Last updated on February 2018

Positive Psychology in Suicidal Patients

Brief description of study

Suicide is a major health concern. Weeks following psychiatric admission are a highly suicide risk period for those having current suicidal ideation or attempt. Recently, a pilot study suggested the feasibility of positive psychology in patients in suicidal crisis. Notably, gratitude exercises suggested improvement in optimism and hopelessness, two dimensions associated to suicide. Moreover, gratitude has been associated to suicidal ideation and attempt, independently from depression. Thus, investigators want to conduct the first randomized controlled study in order to assess effectiveness of gratitude exercises (vs control task) in suicidal inpatients, on 1) psychological pain reduction 2) suicidal ideation, hopelessness, optimism, depressive symptomatology, and anxiety improvement.

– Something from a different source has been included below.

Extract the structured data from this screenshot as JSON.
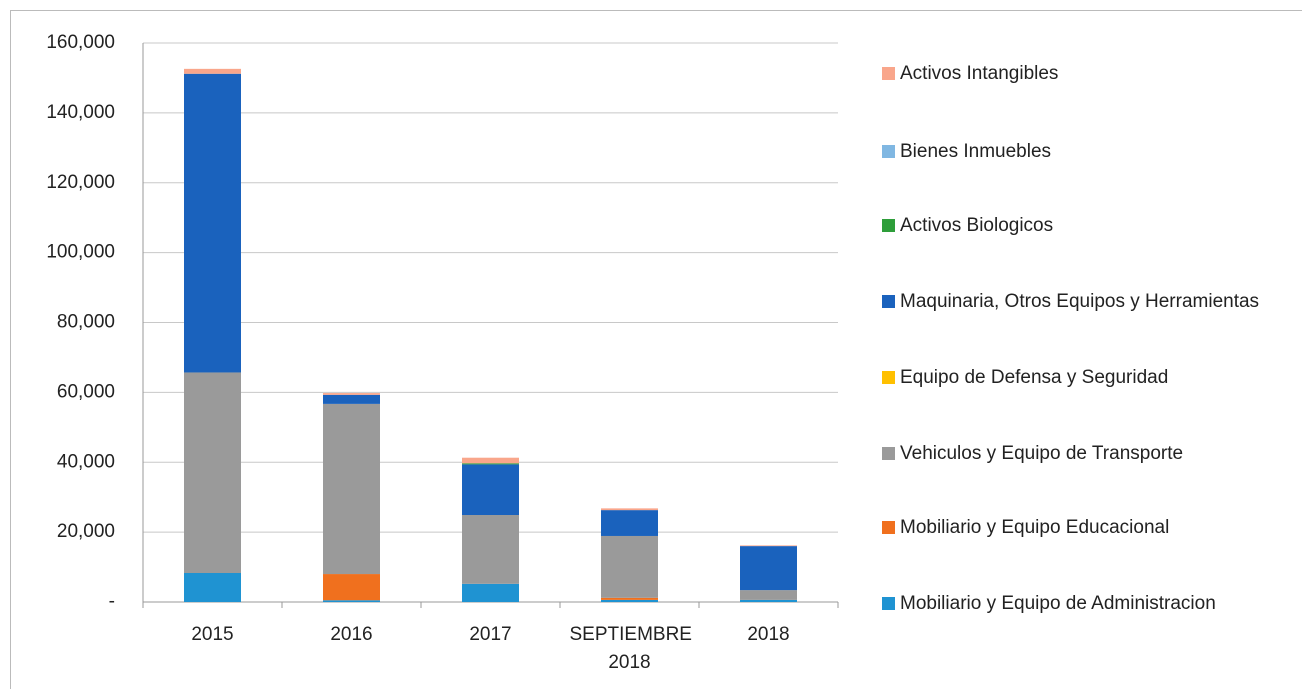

Detailed Study Description

Study design: monocentric randomized controlled study


206 inpatients (Department of Emergency Psychiatry and Post Acute Care), between 18 and 65 years-old, having attempted suicide before hospitalisation or having current active suicidal ideation at the time of the psychiatric hospitalisation. Patients suffering from schizophrenia are excluded.

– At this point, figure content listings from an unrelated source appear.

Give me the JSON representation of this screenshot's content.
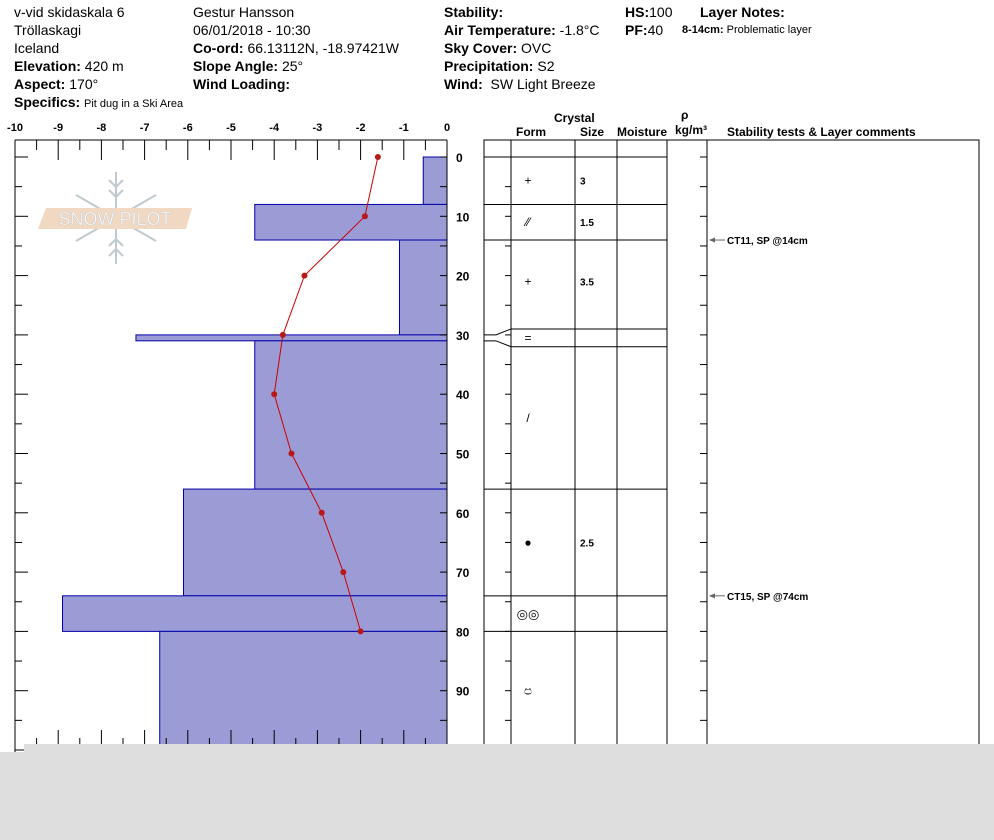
{
  "header": {
    "pit_name": "v-vid skidaskala 6",
    "region": "Tröllaskagi",
    "country": "Iceland",
    "elevation_label": "Elevation:",
    "elevation": "420 m",
    "aspect_label": "Aspect:",
    "aspect": "170°",
    "specifics_label": "Specifics:",
    "specifics": "Pit dug in a Ski Area",
    "observer": "Gestur Hansson",
    "datetime": "06/01/2018 - 10:30",
    "coord_label": "Co-ord:",
    "coord": "66.13112N, -18.97421W",
    "slope_label": "Slope Angle:",
    "slope": "25°",
    "wind_loading_label": "Wind Loading:",
    "wind_loading": "",
    "stability_label": "Stability:",
    "stability": "",
    "air_temp_label": "Air Temperature:",
    "air_temp": "-1.8°C",
    "sky_label": "Sky Cover:",
    "sky": "OVC",
    "precip_label": "Precipitation:",
    "precip": "S2",
    "wind_label": "Wind:",
    "wind": "SW Light Breeze",
    "hs_label": "HS:",
    "hs": "100",
    "pf_label": "PF:",
    "pf": "40",
    "layer_notes_label": "Layer Notes:",
    "layer_note_range": "8-14cm:",
    "layer_note_text": "Problematic layer"
  },
  "logo": {
    "text": "SNOW PILOT"
  },
  "table_headers": {
    "crystal": "Crystal",
    "form": "Form",
    "size": "Size",
    "moisture": "Moisture",
    "rho": "ρ",
    "density_unit": "kg/m³",
    "comments": "Stability tests & Layer comments"
  },
  "chart_data": {
    "type": "bar",
    "x_axis": {
      "ticks": [
        "-10",
        "-9",
        "-8",
        "-7",
        "-6",
        "-5",
        "-4",
        "-3",
        "-2",
        "-1",
        "0"
      ],
      "range": [
        -10,
        0
      ]
    },
    "y_axis": {
      "ticks": [
        "0",
        "10",
        "20",
        "30",
        "40",
        "50",
        "60",
        "70",
        "80",
        "90"
      ],
      "range": [
        0,
        100
      ],
      "unit": "cm",
      "inverted": true
    },
    "colors": {
      "hardness_fill": "#9b9bd6",
      "hardness_edge": "#0000aa",
      "temperature": "#cc0000"
    },
    "hardness_layers": [
      {
        "top": 0,
        "bottom": 8,
        "value": -0.55
      },
      {
        "top": 8,
        "bottom": 14,
        "value": -4.45
      },
      {
        "top": 14,
        "bottom": 30,
        "value": -1.1
      },
      {
        "top": 30,
        "bottom": 31,
        "value": -7.2
      },
      {
        "top": 31,
        "bottom": 56,
        "value": -4.45
      },
      {
        "top": 56,
        "bottom": 74,
        "value": -6.1
      },
      {
        "top": 74,
        "bottom": 80,
        "value": -8.9
      },
      {
        "top": 80,
        "bottom": 100,
        "value": -6.65
      }
    ],
    "temperature_profile": [
      {
        "depth": 0,
        "temp": -1.6
      },
      {
        "depth": 10,
        "temp": -1.9
      },
      {
        "depth": 20,
        "temp": -3.3
      },
      {
        "depth": 30,
        "temp": -3.8
      },
      {
        "depth": 40,
        "temp": -4.0
      },
      {
        "depth": 50,
        "temp": -3.6
      },
      {
        "depth": 60,
        "temp": -2.9
      },
      {
        "depth": 70,
        "temp": -2.4
      },
      {
        "depth": 80,
        "temp": -2.0
      }
    ],
    "layers": [
      {
        "top": 0,
        "bottom": 8,
        "form": "+",
        "size": "3"
      },
      {
        "top": 8,
        "bottom": 14,
        "form": "⁄⁄",
        "size": "1.5"
      },
      {
        "top": 14,
        "bottom": 29,
        "form": "+",
        "size": "3.5"
      },
      {
        "top": 29,
        "bottom": 32,
        "form": "=",
        "size": ""
      },
      {
        "top": 32,
        "bottom": 56,
        "form": "/",
        "size": ""
      },
      {
        "top": 56,
        "bottom": 74,
        "form": "●",
        "size": "2.5"
      },
      {
        "top": 74,
        "bottom": 80,
        "form": "◎◎",
        "size": ""
      },
      {
        "top": 80,
        "bottom": 100,
        "form": "ප",
        "size": ""
      }
    ],
    "stability_tests": [
      {
        "depth": 14,
        "text": "CT11, SP @14cm"
      },
      {
        "depth": 74,
        "text": "CT15, SP @74cm"
      }
    ]
  }
}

Randomization into two groups: Positive Psychology (i.e., gratitude journal) (n = 103) or Control Task (i.e., food journal) (n = 103), daily exercises during 7 days (in add-on from usual treatment).

Clinical assessment: 1) at baseline (the day before the intervention beginning) (V0); 2) short daily self-assessments (immediately before and after the exercise); 3) the day following the last day of the intervention (V1).

  • V0 : socio-demographic data, treatments, psychopathology, suicidal ideation,depressive and anxious symptomatology, psychological pain, optimism, hopelessness.
  • Daily self-assessments: psychological pain, optimism, hopelessness
  • V1 : treatments suicidal ideation,depressive and anxious symptomatology, psychological pain, optimism, hopelessness, intervention satisfaction.